On first glance, Paterson is a far more intellectual exercise than many viewers might have been anticipating. Despite running behind a theatrical trailer that made Paterson out to be a feel good romantic comedy, the actual film is devoid of much in the way of volatile activity or inactivity. As a NJ Transit bus driver and aspiring poet named Paterson, living in Paterson, NJ, who habitually reads Paterson as written by the late resident poet William Carlos Williams, the circuitous nature of the film’s thematic tone can be a little inaccessible. And the means by which Jarmusch constructs drama out of the banal can be frustrating. For the greater part of the movie’s 120 minute runtime, nothing really happens and the viewer is left in a state of peace, calm, and tranquility that is a true rarity in a day and age where big budget blockbusters rein a schizophrenic assault on the senses of the contemporary moviegoer.

But within Paterson there is a visual attention given to detailing every minute facet and vagary that is a welcome respite for those looking for something more mindful of humanitarian interests. If you’re willing to indulge Jarmusch and the rest of his cast and crew in the telling of an essentially anti-dramatic tone poem, than chances are you’ll find yourself loving Paterson despite yourself. The movie proceeds with a languid pace that feels too slow in certain moments, and not slow enough in others, and before you know it lead actor Adam Driver has become the conduit of human emotion and poetry. It’s easy to begin losing yourself in the hyper-reality of Jarmusch’s carefully articulated romanticism, and you begin to feel at home in Paterson to an extent that is unusual for most films. Paterson sets out to evoke the structure of poetry in terms of content, theme, and structure, and succeeds on all three counts.

At the heart of Paterson, beyond its lackadaisical pace and absence of any real source of tension, anxiety, or conflict, Driver delivers one of the most heartwarming lead roles from the past year.

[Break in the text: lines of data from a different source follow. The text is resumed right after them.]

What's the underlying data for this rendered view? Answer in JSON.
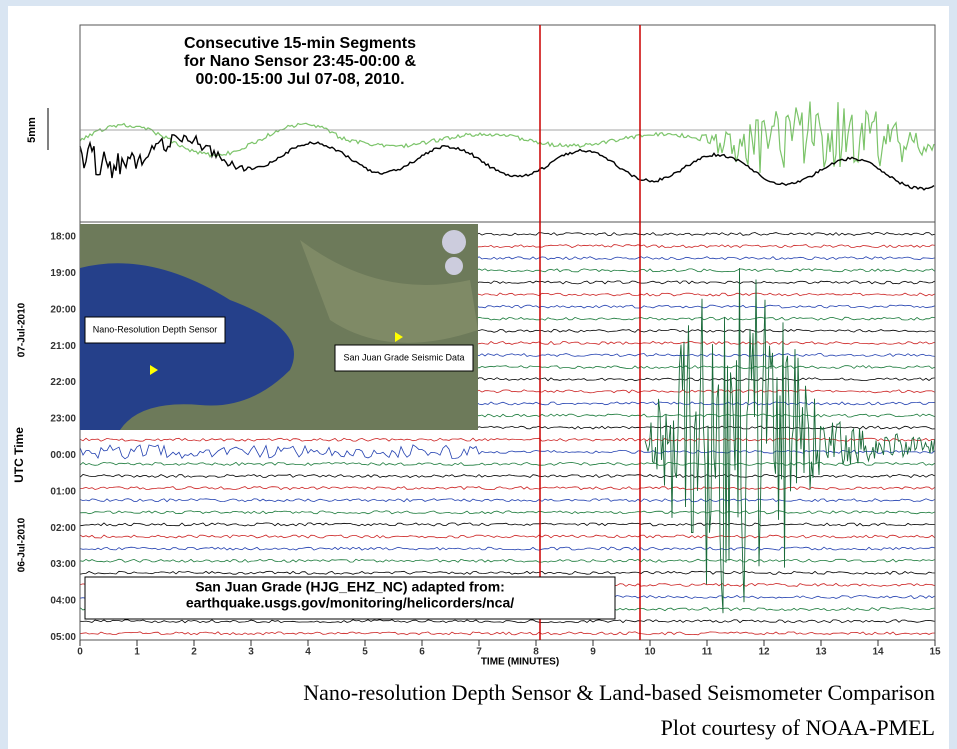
{
  "plot": {
    "title_lines": [
      "Consecutive 15-min Segments",
      "for Nano Sensor 23:45-00:00 &",
      "00:00-15:00 Jul 07-08, 2010."
    ],
    "scale_label": "5mm",
    "y_axis_label": "UTC Time",
    "date_labels": [
      "07-Jul-2010",
      "06-Jul-2010"
    ],
    "time_ticks": [
      "18:00",
      "19:00",
      "20:00",
      "21:00",
      "22:00",
      "23:00",
      "00:00",
      "01:00",
      "02:00",
      "03:00",
      "04:00",
      "05:00"
    ],
    "x_ticks": [
      0,
      1,
      2,
      3,
      4,
      5,
      6,
      7,
      8,
      9,
      10,
      11,
      12,
      13,
      14,
      15
    ],
    "x_axis_label": "TIME (MINUTES)",
    "map_labels": [
      "Nano-Resolution Depth Sensor",
      "San Juan Grade Seismic Data"
    ],
    "source_lines": [
      "San Juan Grade (HJG_EHZ_NC) adapted from:",
      "earthquake.usgs.gov/monitoring/helicorders/nca/"
    ]
  },
  "caption": [
    "Nano-resolution Depth Sensor & Land-based Seismometer Comparison",
    "Plot courtesy of NOAA-PMEL"
  ]
}
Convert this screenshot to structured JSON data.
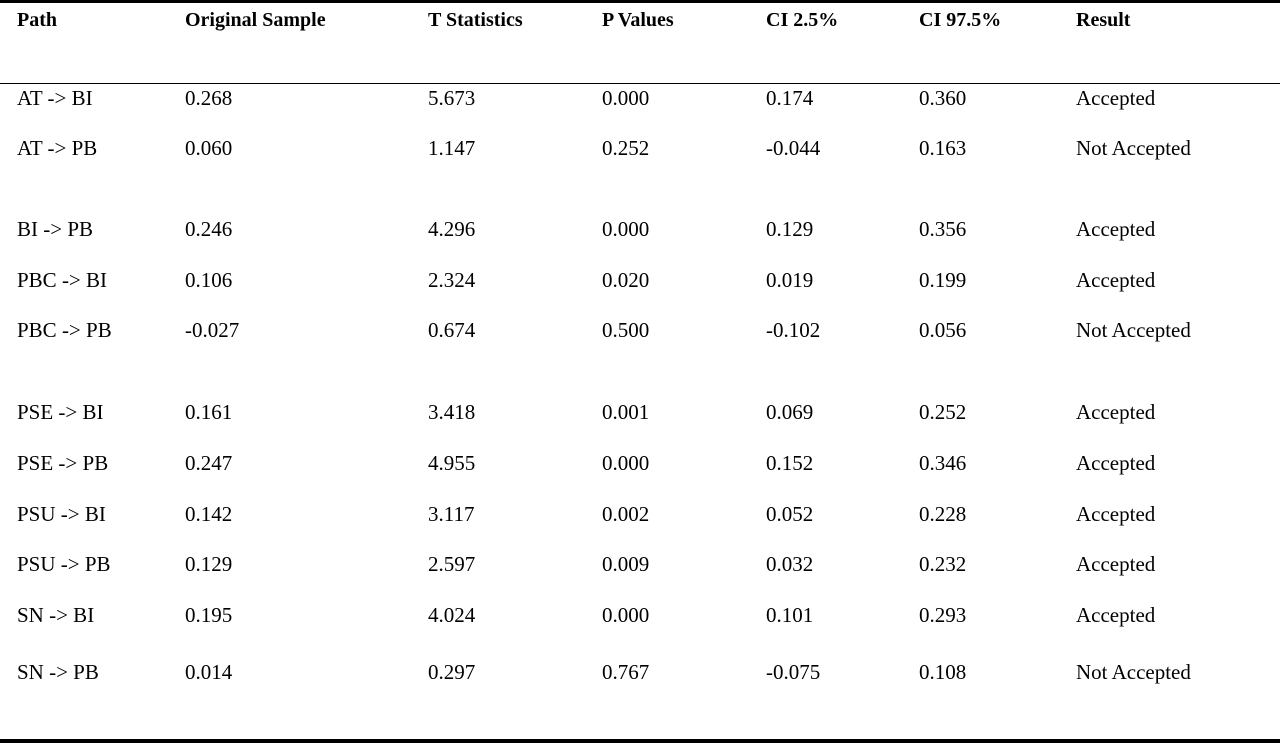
{
  "table": {
    "headers": [
      "Path",
      "Original Sample",
      "T Statistics",
      "P Values",
      "CI 2.5%",
      "CI 97.5%",
      "Result"
    ],
    "rows": [
      [
        "AT -> BI",
        "0.268",
        "5.673",
        "0.000",
        "0.174",
        "0.360",
        "Accepted"
      ],
      [
        "AT -> PB",
        "0.060",
        "1.147",
        "0.252",
        "-0.044",
        "0.163",
        "Not Accepted"
      ],
      [
        "BI -> PB",
        "0.246",
        "4.296",
        "0.000",
        "0.129",
        "0.356",
        "Accepted"
      ],
      [
        "PBC -> BI",
        "0.106",
        "2.324",
        "0.020",
        "0.019",
        "0.199",
        "Accepted"
      ],
      [
        "PBC -> PB",
        "-0.027",
        "0.674",
        "0.500",
        "-0.102",
        "0.056",
        "Not Accepted"
      ],
      [
        "PSE -> BI",
        "0.161",
        "3.418",
        "0.001",
        "0.069",
        "0.252",
        "Accepted"
      ],
      [
        "PSE -> PB",
        "0.247",
        "4.955",
        "0.000",
        "0.152",
        "0.346",
        "Accepted"
      ],
      [
        "PSU -> BI",
        "0.142",
        "3.117",
        "0.002",
        "0.052",
        "0.228",
        "Accepted"
      ],
      [
        "PSU -> PB",
        "0.129",
        "2.597",
        "0.009",
        "0.032",
        "0.232",
        "Accepted"
      ],
      [
        "SN -> BI",
        "0.195",
        "4.024",
        "0.000",
        "0.101",
        "0.293",
        "Accepted"
      ],
      [
        "SN -> PB",
        "0.014",
        "0.297",
        "0.767",
        "-0.075",
        "0.108",
        "Not Accepted"
      ]
    ]
  }
}
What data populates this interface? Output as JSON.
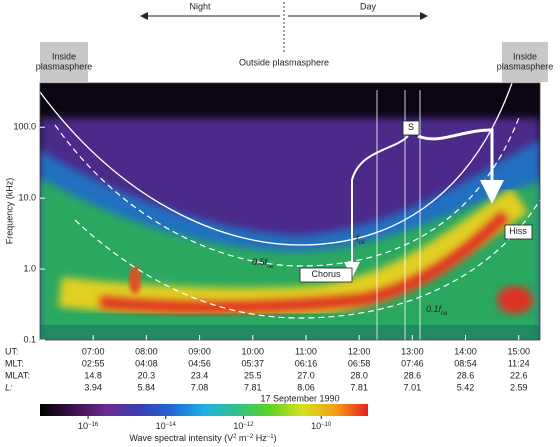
{
  "chart_data": {
    "type": "spectrogram",
    "top_labels": {
      "night": "Night",
      "day": "Day"
    },
    "regions": [
      {
        "lines": [
          "Inside",
          "plasmasphere"
        ]
      },
      {
        "lines": [
          "Outside plasmasphere"
        ]
      },
      {
        "lines": [
          "Inside",
          "plasmasphere"
        ]
      }
    ],
    "y_label": "Frequency (kHz)",
    "log_y": true,
    "ylim": [
      0.1,
      420
    ],
    "yticks": [
      0.1,
      {
        "value": 1,
        "label": "1.0"
      },
      {
        "value": 10,
        "label": "10.0"
      },
      {
        "value": 100,
        "label": "100.0"
      }
    ],
    "xlim": [
      6,
      15.4
    ],
    "xticks": [
      {
        "value": 7,
        "label": "07:00"
      },
      {
        "value": 8,
        "label": "08:00"
      },
      {
        "value": 9,
        "label": "09:00"
      },
      {
        "value": 10,
        "label": "10:00"
      },
      {
        "value": 11,
        "label": "11:00"
      },
      {
        "value": 12,
        "label": "12:00"
      },
      {
        "value": 13,
        "label": "13:00"
      },
      {
        "value": 14,
        "label": "14:00"
      },
      {
        "value": 15,
        "label": "15:00"
      }
    ],
    "x_row_label": "UT:",
    "ephemeris": [
      {
        "label": "MLT:",
        "values": [
          "02:55",
          "04:08",
          "04:56",
          "05:37",
          "06:16",
          "06:58",
          "07:46",
          "08:54",
          "11:24"
        ]
      },
      {
        "label": "MLAT:",
        "values": [
          "14.8",
          "20.3",
          "23.4",
          "25.5",
          "27.0",
          "28.0",
          "28.6",
          "28.6",
          "22.6"
        ]
      },
      {
        "label": "L:",
        "values": [
          "3.94",
          "5.84",
          "7.08",
          "7.81",
          "8.06",
          "7.81",
          "7.01",
          "5.42",
          "2.59"
        ]
      }
    ],
    "date": "17 September 1990",
    "annotations": [
      {
        "text": "S"
      },
      {
        "text": "Chorus"
      },
      {
        "text": "Hiss"
      },
      {
        "text": "f",
        "sub": "ce"
      },
      {
        "text": "0.5f",
        "sub": "ce"
      },
      {
        "text": "0.1f",
        "sub": "ce"
      }
    ],
    "colorbar": {
      "label": "Wave spectral intensity (V",
      "label_parts": [
        "2",
        " m",
        "−2",
        " Hz",
        "−1",
        ")"
      ],
      "colors": [
        "#000000",
        "#3a0f4a",
        "#6a2a8c",
        "#3a3cb0",
        "#2066d8",
        "#1fb0e6",
        "#2fc28a",
        "#5ed224",
        "#d6e21c",
        "#f2a012",
        "#e82020"
      ],
      "clim": [
        5.8e-18,
        1.6e-09
      ],
      "ticks": [
        {
          "value": 1e-16,
          "label": "10",
          "exponent": "−16"
        },
        {
          "value": 1e-14,
          "label": "10",
          "exponent": "−14"
        },
        {
          "value": 1e-12,
          "label": "10",
          "exponent": "−12"
        },
        {
          "value": 1e-10,
          "label": "10",
          "exponent": "−10"
        }
      ]
    }
  }
}
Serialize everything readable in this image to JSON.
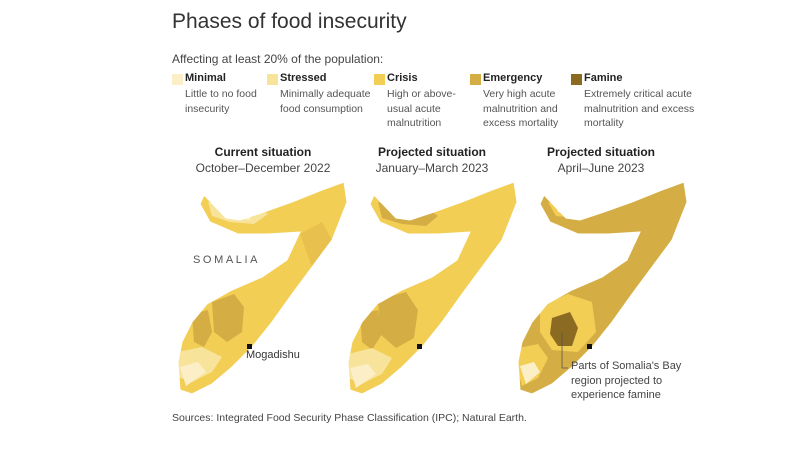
{
  "title": "Phases of food insecurity",
  "subtitle": "Affecting at least 20% of the population:",
  "legend": [
    {
      "label": "Minimal",
      "desc": "Little to no food insecurity",
      "color": "#fcefc8"
    },
    {
      "label": "Stressed",
      "desc": "Minimally adequate food consumption",
      "color": "#f8e39a"
    },
    {
      "label": "Crisis",
      "desc": "High or above-usual acute malnutrition",
      "color": "#f2ce55"
    },
    {
      "label": "Emergency",
      "desc": "Very high acute malnutrition and excess mortality",
      "color": "#d4ae45"
    },
    {
      "label": "Famine",
      "desc": "Extremely critical acute malnutrition and excess mortality",
      "color": "#8b6b22"
    }
  ],
  "panels": [
    {
      "title": "Current situation",
      "period": "October–December 2022"
    },
    {
      "title": "Projected situation",
      "period": "January–March 2023"
    },
    {
      "title": "Projected situation",
      "period": "April–June 2023"
    }
  ],
  "labels": {
    "country": "SOMALIA",
    "city": "Mogadishu",
    "annotation": "Parts of Somalia's Bay region projected to experience famine"
  },
  "source": "Sources: Integrated Food Security Phase Classification (IPC); Natural Earth."
}
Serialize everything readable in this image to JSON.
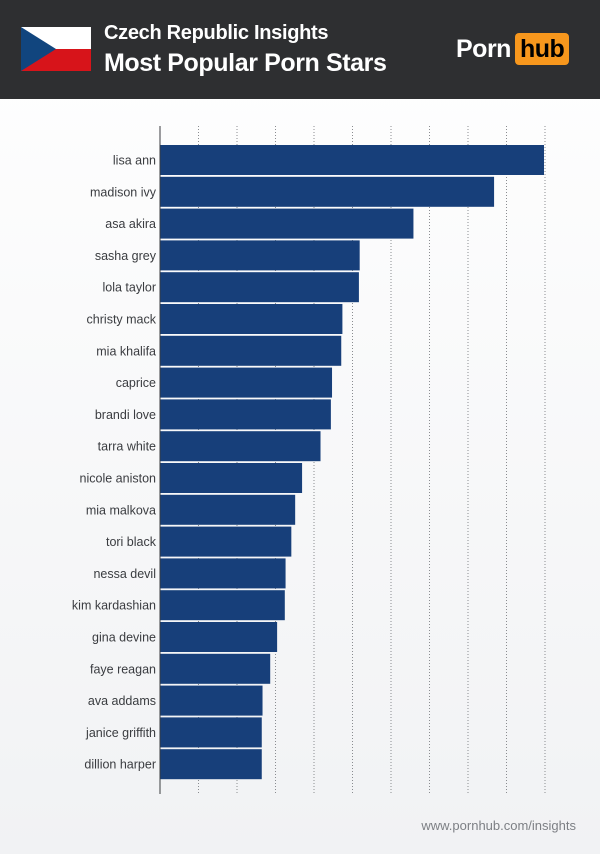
{
  "header": {
    "line1": "Czech Republic Insights",
    "line2": "Most Popular Porn Stars",
    "logo_part1": "Porn",
    "logo_part2": "hub"
  },
  "colors": {
    "header_bg": "#2e2f31",
    "bar": "#173f7a",
    "logo_accent": "#f7971d",
    "flag_white": "#ffffff",
    "flag_red": "#d7141a",
    "flag_blue": "#11457e"
  },
  "footer": {
    "url": "www.pornhub.com/insights"
  },
  "chart_data": {
    "type": "bar",
    "orientation": "horizontal",
    "categories": [
      "lisa ann",
      "madison ivy",
      "asa akira",
      "sasha grey",
      "lola taylor",
      "christy mack",
      "mia khalifa",
      "caprice",
      "brandi love",
      "tarra white",
      "nicole aniston",
      "mia malkova",
      "tori black",
      "nessa devil",
      "kim kardashian",
      "gina devine",
      "faye reagan",
      "ava addams",
      "janice griffith",
      "dillion harper"
    ],
    "values": [
      100,
      87,
      66,
      52,
      51.8,
      47.5,
      47.2,
      44.8,
      44.5,
      41.8,
      37,
      35.2,
      34.2,
      32.7,
      32.5,
      30.5,
      28.7,
      26.7,
      26.5,
      26.5
    ],
    "xlim": [
      0,
      100
    ],
    "vertical_grid": true,
    "axis_tick_labels_shown": false
  }
}
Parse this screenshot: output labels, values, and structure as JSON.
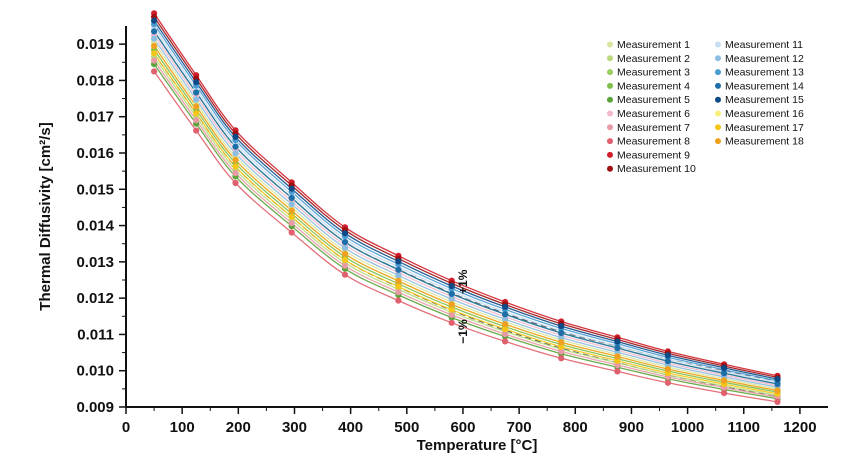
{
  "chart_data": {
    "type": "line",
    "title": "",
    "xlabel": "Temperature [°C]",
    "ylabel": "Thermal Diffusivity [cm²/s]",
    "xlim": [
      0,
      1250
    ],
    "ylim": [
      0.009,
      0.0195
    ],
    "x_ticks": [
      "0",
      "100",
      "200",
      "300",
      "400",
      "500",
      "600",
      "700",
      "800",
      "900",
      "1000",
      "1100",
      "1200"
    ],
    "y_ticks": [
      "0.009",
      "0.010",
      "0.011",
      "0.012",
      "0.013",
      "0.014",
      "0.015",
      "0.016",
      "0.017",
      "0.018",
      "0.019"
    ],
    "x": [
      50,
      125,
      195,
      295,
      390,
      485,
      580,
      675,
      775,
      875,
      965,
      1065,
      1160
    ],
    "mean": [
      0.01905,
      0.01738,
      0.0159,
      0.0145,
      0.0133,
      0.01255,
      0.0119,
      0.01135,
      0.01085,
      0.01045,
      0.0101,
      0.00978,
      0.0095
    ],
    "series": [
      {
        "name": "Measurement 1",
        "color": "#d8e6a0",
        "offset": 0.0
      },
      {
        "name": "Measurement 2",
        "color": "#b9d97c",
        "offset": -0.0004
      },
      {
        "name": "Measurement 3",
        "color": "#9ccd62",
        "offset": 0.0003
      },
      {
        "name": "Measurement 4",
        "color": "#7fbf4a",
        "offset": -0.0002
      },
      {
        "name": "Measurement 5",
        "color": "#5aa43a",
        "offset": -0.0006
      },
      {
        "name": "Measurement 6",
        "color": "#f3b8cc",
        "offset": 0.0002
      },
      {
        "name": "Measurement 7",
        "color": "#e89aa6",
        "offset": -0.0005
      },
      {
        "name": "Measurement 8",
        "color": "#e0606e",
        "offset": -0.0008
      },
      {
        "name": "Measurement 9",
        "color": "#d01e2a",
        "offset": 0.0008
      },
      {
        "name": "Measurement 10",
        "color": "#9e1010",
        "offset": 0.0007
      },
      {
        "name": "Measurement 11",
        "color": "#c6dcf0",
        "offset": 0.0004
      },
      {
        "name": "Measurement 12",
        "color": "#8dbde0",
        "offset": 0.0001
      },
      {
        "name": "Measurement 13",
        "color": "#4a9bd0",
        "offset": 0.0005
      },
      {
        "name": "Measurement 14",
        "color": "#1e6fa8",
        "offset": 0.0003
      },
      {
        "name": "Measurement 15",
        "color": "#0d4a86",
        "offset": 0.0006
      },
      {
        "name": "Measurement 16",
        "color": "#f7ef7a",
        "offset": -0.0001
      },
      {
        "name": "Measurement 17",
        "color": "#f5c518",
        "offset": -0.0003
      },
      {
        "name": "Measurement 18",
        "color": "#f0a020",
        "offset": -0.0001
      }
    ],
    "bands": [
      {
        "name": "+1%",
        "factor": 1.01
      },
      {
        "name": "-1%",
        "factor": 0.99
      }
    ],
    "annotations": [
      "+1%",
      "−1%"
    ],
    "legend_position": "top-right"
  }
}
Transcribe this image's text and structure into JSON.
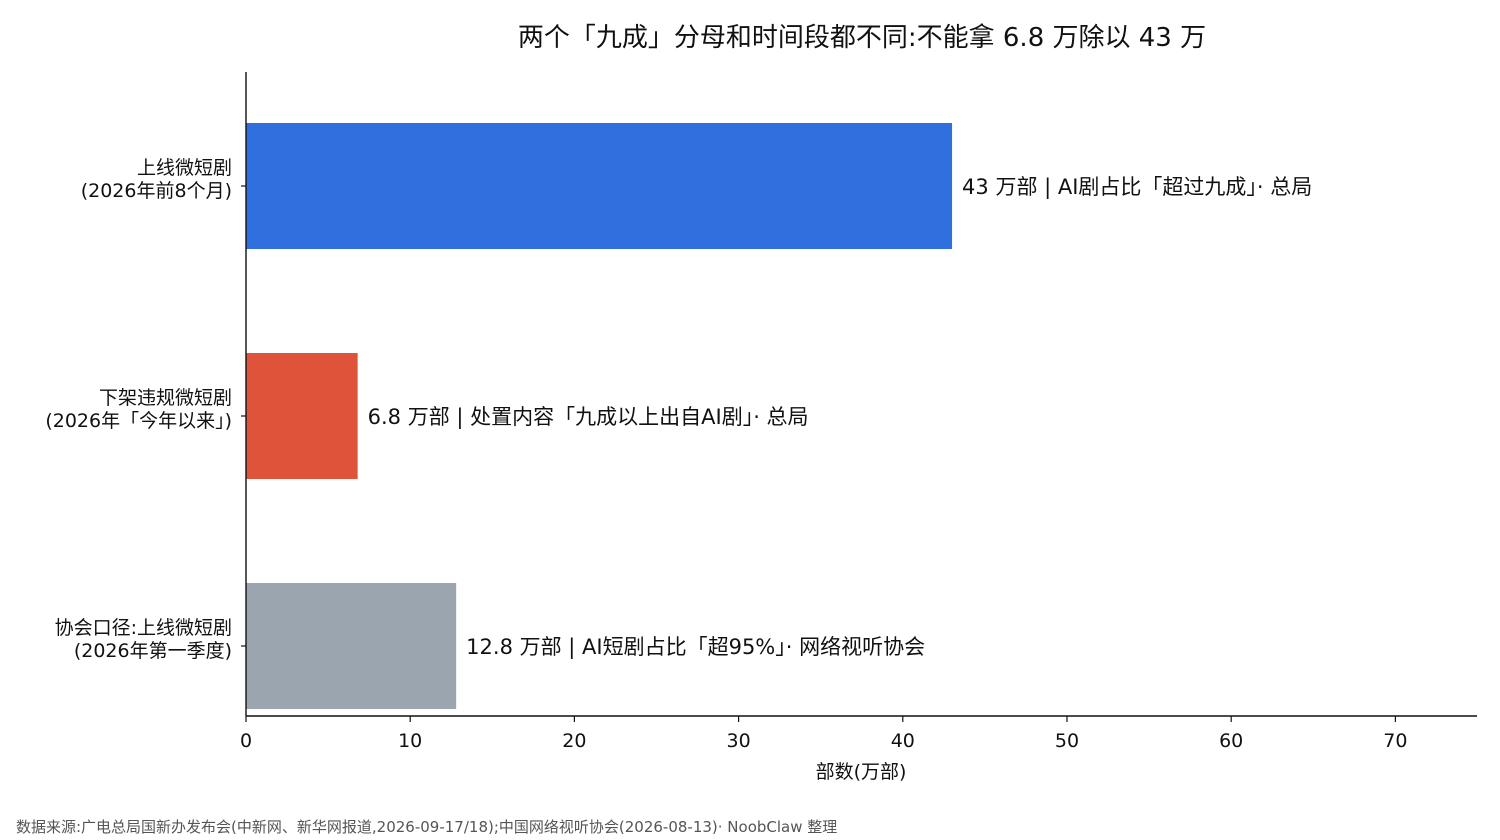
{
  "chart_data": {
    "type": "bar",
    "orientation": "horizontal",
    "title": "两个「九成」分母和时间段都不同:不能拿 6.8 万除以 43 万",
    "xlabel": "部数(万部)",
    "ylabel": "",
    "xlim": [
      0,
      75
    ],
    "xticks": [
      0,
      10,
      20,
      30,
      40,
      50,
      60,
      70
    ],
    "grid": false,
    "categories": [
      [
        "上线微短剧",
        "(2026年前8个月)"
      ],
      [
        "下架违规微短剧",
        "(2026年「今年以来」)"
      ],
      [
        "协会口径:上线微短剧",
        "(2026年第一季度)"
      ]
    ],
    "values": [
      43,
      6.8,
      12.8
    ],
    "colors": [
      "#3070de",
      "#e0533b",
      "#9aa5b0"
    ],
    "data_labels": [
      "43 万部 | AI剧占比「超过九成」· 总局",
      "6.8 万部 | 处置内容「九成以上出自AI剧」· 总局",
      "12.8 万部 | AI短剧占比「超95%」· 网络视听协会"
    ]
  },
  "source_note": "数据来源:广电总局国新办发布会(中新网、新华网报道,2026-09-17/18);中国网络视听协会(2026-08-13)· NoobClaw 整理"
}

It’s unlikely that many will be willing to go along for what is an undoubtedly inconsequential ride through the dilapidated urban sprawl of Jarmusch’s imagination, but for those that do there’s a lot more to it than meets the eye. Instead of offering a true dramatic climax, towards the final quarter of the film a string of small moments between the many characters that make up the world of Paterson occur that provide a minor sense of catharsis. A jilted Romeo questions the point of the universe without love, Paterson’s girlfriend finds success at a local farmer’s market, and another poet makes a brief appearance signifying the spiritual renewal to be found through creativity in the face of even the most devastating of personal setbacks. Paterson, in its unassuming non-demands on the viewer’s attention, casts a spell on those willing to give in to its idiosyncratic spirit and be swept up in its communally minded rhyme scheme, meter, and verse.